25. What do you mean by “85% of the work”? Are you talking about volunteer labor hours or amount of gift cards sold?
We are talking about 85% of the hours to run your gift card fundraising program. We recommend that a good first step is to have your volunteers and others involved in managing your program keep a diary or journal of the time they are spending, so you can determine with accuracy how much time is being spent by volunteers, and what percentage might be performed by organization employees.
26. What if we use an organization employee to manage our gift card fundraising program?
If your program is operated more than 15% of the time by employees of your organization, then you will need to consult with your local CPA to determine what, if any, unrelated business income tax liability you may have.
27. What if our organization doesn’t pay our volunteers, but compensates them for their time with gift cards? Do we still have a problem?

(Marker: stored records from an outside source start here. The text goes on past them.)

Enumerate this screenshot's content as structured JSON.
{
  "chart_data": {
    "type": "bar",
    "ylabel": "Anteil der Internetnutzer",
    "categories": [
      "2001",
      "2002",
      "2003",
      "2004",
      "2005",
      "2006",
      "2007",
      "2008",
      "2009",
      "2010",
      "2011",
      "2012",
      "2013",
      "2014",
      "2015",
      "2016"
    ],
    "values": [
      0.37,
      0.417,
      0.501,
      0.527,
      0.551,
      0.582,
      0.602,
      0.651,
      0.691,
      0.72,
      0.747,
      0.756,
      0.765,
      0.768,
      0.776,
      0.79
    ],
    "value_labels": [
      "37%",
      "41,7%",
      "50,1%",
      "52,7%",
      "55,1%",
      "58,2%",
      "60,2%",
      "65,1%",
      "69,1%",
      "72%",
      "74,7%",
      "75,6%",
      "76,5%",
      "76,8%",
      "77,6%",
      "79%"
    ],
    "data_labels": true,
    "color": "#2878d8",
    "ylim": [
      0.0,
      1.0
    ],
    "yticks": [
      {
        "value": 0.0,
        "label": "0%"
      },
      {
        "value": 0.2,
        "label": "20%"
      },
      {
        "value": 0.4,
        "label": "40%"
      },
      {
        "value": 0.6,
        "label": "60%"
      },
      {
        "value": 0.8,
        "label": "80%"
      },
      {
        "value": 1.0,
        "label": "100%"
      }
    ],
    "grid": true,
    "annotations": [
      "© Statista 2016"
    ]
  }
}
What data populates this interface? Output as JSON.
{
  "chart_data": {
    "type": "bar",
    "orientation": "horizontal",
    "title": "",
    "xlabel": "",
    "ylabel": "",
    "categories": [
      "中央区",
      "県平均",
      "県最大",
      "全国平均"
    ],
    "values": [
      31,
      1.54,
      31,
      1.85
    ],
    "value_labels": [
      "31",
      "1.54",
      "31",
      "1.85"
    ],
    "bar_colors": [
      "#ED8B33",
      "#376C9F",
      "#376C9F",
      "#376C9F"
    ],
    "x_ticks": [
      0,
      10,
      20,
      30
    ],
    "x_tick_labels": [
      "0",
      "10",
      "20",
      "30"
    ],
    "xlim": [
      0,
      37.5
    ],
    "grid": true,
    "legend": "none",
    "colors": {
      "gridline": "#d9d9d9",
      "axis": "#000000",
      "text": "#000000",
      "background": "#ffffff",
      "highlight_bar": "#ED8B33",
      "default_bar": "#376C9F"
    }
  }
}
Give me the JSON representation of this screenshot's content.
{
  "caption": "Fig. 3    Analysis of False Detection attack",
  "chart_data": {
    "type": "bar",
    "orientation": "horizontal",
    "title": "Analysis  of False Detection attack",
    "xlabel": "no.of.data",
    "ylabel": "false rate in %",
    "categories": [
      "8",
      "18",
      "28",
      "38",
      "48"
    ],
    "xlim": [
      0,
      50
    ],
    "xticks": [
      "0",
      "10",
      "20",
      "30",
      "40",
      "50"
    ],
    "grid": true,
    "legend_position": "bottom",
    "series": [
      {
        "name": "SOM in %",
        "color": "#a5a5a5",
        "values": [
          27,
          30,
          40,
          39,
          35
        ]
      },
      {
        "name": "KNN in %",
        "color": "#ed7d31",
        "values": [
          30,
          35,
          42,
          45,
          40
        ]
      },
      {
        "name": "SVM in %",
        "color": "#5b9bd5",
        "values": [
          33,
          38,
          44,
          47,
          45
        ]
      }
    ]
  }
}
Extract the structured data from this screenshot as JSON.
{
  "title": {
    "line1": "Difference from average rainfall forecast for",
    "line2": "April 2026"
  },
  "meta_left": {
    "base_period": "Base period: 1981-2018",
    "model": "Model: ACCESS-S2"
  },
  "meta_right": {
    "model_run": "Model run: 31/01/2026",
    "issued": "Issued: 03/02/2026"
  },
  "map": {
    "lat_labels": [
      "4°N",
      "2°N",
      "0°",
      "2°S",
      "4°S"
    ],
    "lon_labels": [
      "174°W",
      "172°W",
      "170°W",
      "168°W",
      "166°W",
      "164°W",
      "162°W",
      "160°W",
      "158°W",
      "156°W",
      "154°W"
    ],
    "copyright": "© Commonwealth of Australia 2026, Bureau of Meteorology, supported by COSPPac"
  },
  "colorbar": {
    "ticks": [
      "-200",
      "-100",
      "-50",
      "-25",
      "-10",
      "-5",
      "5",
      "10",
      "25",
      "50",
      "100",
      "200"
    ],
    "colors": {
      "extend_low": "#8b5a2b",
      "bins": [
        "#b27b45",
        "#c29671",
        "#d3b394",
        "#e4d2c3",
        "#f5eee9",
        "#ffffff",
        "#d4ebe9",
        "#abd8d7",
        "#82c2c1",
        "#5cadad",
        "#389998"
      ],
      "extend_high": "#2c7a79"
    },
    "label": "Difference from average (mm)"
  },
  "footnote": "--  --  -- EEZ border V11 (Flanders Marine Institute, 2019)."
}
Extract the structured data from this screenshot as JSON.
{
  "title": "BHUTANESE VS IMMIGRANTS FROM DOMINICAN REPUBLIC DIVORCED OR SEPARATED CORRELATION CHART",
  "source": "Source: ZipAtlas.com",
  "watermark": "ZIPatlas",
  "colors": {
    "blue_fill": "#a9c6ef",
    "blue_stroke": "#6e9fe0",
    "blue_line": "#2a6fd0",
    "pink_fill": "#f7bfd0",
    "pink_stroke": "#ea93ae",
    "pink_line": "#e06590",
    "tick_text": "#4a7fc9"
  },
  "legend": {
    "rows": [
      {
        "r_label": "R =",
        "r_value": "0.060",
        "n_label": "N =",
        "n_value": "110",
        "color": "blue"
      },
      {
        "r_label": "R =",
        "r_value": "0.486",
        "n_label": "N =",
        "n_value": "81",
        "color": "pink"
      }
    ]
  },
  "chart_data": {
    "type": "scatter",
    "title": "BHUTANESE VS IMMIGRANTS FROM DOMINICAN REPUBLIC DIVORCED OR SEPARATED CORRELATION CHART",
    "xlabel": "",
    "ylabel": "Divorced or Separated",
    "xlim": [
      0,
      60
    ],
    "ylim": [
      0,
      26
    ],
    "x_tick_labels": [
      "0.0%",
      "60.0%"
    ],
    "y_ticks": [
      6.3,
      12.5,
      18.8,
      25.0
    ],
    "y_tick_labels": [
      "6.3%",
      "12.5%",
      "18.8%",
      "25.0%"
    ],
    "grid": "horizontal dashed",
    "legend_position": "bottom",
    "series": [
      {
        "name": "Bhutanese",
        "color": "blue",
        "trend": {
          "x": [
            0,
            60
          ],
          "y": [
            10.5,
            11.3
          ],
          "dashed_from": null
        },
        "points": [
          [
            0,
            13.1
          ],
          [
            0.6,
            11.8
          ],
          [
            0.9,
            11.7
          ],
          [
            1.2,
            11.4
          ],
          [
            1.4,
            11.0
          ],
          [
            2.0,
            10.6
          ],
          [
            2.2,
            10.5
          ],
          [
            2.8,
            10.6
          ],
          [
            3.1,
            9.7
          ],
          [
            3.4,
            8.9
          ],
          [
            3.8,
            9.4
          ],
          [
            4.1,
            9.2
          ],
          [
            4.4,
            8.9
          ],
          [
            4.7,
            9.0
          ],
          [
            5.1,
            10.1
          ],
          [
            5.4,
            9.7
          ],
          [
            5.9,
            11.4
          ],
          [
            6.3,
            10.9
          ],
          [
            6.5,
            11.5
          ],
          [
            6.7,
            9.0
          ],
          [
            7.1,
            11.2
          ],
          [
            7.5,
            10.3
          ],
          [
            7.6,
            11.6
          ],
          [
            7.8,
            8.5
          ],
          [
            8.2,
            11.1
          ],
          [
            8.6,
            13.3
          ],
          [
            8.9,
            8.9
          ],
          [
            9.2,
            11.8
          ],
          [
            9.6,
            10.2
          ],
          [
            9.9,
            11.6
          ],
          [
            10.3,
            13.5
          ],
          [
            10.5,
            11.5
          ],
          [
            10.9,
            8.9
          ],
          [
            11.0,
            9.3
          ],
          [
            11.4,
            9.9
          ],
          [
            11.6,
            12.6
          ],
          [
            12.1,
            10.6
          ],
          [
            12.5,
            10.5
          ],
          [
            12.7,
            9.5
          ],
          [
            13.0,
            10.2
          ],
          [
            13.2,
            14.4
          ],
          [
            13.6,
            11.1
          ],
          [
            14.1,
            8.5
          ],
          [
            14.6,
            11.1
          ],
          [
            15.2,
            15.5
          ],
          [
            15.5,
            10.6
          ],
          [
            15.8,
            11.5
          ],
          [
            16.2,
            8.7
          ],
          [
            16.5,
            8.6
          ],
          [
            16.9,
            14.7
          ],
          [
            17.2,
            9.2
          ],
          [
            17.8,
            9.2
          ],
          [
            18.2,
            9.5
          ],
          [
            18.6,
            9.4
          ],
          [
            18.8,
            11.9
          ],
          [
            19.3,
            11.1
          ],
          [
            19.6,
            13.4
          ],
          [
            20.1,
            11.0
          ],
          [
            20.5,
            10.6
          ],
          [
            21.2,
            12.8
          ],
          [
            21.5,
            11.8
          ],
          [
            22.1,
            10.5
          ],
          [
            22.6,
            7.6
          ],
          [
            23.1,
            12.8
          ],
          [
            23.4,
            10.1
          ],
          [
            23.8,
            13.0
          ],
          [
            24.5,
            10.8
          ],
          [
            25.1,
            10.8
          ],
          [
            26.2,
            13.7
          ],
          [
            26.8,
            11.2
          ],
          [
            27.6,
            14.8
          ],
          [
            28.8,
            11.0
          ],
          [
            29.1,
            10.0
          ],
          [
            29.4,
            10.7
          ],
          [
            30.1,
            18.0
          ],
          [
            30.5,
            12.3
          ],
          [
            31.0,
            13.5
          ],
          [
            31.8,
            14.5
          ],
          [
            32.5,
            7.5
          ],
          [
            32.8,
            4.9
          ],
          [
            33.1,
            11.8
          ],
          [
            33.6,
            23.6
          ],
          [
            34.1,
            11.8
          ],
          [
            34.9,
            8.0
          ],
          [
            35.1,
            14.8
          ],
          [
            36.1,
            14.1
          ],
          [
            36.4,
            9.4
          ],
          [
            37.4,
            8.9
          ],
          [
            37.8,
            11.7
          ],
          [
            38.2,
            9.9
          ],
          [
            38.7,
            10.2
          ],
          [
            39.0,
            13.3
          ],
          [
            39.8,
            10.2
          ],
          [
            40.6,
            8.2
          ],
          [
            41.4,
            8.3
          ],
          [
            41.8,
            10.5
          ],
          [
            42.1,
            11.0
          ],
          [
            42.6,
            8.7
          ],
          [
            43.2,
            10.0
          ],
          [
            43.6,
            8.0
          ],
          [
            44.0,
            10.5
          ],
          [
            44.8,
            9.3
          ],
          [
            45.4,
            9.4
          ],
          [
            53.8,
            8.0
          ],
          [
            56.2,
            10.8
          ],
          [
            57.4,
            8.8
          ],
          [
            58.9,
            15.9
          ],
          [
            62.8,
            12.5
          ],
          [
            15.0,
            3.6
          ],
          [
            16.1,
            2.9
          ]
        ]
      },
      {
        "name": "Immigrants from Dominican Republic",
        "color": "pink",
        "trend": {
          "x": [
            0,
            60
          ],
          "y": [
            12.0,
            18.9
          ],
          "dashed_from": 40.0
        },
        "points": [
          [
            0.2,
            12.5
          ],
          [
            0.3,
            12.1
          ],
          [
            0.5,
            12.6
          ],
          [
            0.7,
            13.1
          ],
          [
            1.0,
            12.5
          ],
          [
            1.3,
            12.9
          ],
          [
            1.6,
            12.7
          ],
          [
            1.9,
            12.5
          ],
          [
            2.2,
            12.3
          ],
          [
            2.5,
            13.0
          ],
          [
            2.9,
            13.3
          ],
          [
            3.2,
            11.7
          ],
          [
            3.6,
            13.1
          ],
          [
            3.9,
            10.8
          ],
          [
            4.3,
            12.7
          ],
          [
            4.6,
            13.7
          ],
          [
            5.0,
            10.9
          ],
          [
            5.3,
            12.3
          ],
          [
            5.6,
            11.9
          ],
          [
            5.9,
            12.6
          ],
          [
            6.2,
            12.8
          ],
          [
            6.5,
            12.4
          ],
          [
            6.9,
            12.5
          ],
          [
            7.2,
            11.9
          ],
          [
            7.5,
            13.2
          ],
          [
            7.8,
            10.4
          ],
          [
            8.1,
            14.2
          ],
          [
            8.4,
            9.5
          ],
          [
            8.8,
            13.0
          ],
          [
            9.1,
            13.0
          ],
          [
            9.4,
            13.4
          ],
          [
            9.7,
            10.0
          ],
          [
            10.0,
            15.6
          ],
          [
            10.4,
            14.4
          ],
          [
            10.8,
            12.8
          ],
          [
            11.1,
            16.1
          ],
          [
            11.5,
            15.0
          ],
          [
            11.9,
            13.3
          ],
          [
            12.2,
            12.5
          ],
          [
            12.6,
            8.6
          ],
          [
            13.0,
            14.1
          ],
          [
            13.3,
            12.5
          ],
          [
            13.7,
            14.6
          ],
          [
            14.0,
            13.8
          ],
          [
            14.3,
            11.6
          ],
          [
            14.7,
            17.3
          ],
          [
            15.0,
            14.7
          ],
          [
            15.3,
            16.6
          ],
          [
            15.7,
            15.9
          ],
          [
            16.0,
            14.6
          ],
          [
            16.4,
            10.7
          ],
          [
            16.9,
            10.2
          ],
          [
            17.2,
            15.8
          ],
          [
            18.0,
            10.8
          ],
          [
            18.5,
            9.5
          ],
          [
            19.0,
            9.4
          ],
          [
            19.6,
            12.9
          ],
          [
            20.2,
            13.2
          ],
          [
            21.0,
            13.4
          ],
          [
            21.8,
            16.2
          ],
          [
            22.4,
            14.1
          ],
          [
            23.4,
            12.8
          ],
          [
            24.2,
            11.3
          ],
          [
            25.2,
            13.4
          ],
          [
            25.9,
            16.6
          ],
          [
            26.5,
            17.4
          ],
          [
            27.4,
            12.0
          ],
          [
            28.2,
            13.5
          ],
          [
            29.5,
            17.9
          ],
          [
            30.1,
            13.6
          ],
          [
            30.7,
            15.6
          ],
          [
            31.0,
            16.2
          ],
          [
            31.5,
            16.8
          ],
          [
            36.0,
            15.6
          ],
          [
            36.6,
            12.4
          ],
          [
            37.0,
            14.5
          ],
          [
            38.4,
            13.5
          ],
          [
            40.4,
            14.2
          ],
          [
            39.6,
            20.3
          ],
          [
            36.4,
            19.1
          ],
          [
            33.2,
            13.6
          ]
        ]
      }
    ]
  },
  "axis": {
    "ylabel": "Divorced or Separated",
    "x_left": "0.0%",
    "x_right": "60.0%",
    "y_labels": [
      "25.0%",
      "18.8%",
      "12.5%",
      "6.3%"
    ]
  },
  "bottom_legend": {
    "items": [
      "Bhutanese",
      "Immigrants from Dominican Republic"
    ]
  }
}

Any person who is involved in operating your gift card fundraising program, who is compensated for their time in any way (paycheck, gift cards, tuition credits, etc.), is not considered a volunteer.
28. How can RaiseRight.com and Scripware help our organization manage these tax topics?
Either application does a good job of helping you track family purchases, as well as making it easy for your families to place orders with your gift card fundraising program online, 24/7. Scripware (RaiseRight’s inventory management tool) has features that allow you to define each participant’s choices for allocating the rebates that they earn from their purchases. It also has features to make distribution of those rebates much easier.